Published online by Cambridge University Press: 22 September 2009
How are regional movements for greater sovereignty related to objective economic conditions? The findings in Chapter 1 suggested that the relationship is not simply reflective; that is, Russian regions with comparable economic conditions did not have similar levels of activism toward greater sovereignty. And, analysis of specific cases shows that many regional movements for greater sovereignty were motivated by economic demands. We therefore face the question of how similar economic conditions could produce different economic interests.

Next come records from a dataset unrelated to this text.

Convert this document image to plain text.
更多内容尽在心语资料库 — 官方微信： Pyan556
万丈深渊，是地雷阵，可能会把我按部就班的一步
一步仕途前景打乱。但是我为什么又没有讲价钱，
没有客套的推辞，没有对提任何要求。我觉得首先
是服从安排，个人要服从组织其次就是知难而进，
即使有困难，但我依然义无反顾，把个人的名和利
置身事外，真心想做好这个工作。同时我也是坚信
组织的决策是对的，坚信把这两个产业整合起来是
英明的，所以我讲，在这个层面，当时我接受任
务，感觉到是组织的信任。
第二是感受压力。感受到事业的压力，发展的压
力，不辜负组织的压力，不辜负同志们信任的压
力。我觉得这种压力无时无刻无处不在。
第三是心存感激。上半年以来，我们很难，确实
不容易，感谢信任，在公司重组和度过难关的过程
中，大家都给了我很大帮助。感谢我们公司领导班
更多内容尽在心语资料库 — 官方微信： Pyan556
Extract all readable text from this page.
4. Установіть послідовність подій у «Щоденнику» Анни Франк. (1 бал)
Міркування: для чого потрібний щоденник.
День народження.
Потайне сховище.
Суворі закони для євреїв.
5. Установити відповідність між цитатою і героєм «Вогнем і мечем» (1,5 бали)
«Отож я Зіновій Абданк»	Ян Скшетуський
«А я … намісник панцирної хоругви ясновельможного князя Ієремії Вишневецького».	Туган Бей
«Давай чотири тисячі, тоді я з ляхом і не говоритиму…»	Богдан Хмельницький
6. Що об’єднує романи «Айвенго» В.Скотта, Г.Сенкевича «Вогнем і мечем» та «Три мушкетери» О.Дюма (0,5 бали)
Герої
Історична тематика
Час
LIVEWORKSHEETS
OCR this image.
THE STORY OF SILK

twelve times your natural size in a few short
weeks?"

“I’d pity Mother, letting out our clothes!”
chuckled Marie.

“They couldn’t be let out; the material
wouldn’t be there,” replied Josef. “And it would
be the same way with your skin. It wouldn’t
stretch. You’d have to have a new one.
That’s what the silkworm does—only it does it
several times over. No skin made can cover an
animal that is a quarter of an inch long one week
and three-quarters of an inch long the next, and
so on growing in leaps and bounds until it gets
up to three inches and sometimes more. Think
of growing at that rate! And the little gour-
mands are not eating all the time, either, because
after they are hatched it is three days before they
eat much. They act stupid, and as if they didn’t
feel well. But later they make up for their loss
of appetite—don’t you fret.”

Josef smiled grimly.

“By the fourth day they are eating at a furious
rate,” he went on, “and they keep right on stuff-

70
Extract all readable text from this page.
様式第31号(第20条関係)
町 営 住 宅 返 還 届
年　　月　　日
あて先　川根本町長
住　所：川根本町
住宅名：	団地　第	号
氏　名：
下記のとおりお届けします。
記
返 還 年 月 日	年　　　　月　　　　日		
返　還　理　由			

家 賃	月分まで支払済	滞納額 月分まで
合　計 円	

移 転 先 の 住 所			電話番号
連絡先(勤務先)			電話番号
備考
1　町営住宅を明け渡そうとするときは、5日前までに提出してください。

In this chapter, I outline and support the case for an imagined economies framework through a three-part analysis of the role of economic factors in the nationalism literature, by discussing in turn objectivist approaches to the economy, orthodox critiques of objectivism, and heterodox constructivist approaches to the economy. In the analysis of these approaches to the economy, I discuss economic-based theories of nationalism consistent with each approach. In the end, I combine insights from constructivist political economy – cognitive science, economic sociology, historical institutionalism, and social theory – to arrive at the imagined economies framework, which I argue productively expands the nationalism literature.
Objectivism
An analysis of objectivism begins with a particular model of cognition because cognition addresses the issue of how human beings, including economic actors, understand their surroundings. The classic view of cognition is of rule-based manipulation of symbols. In this view, thought is abstract and unconnected to the particularity of bodies, minds, or souls.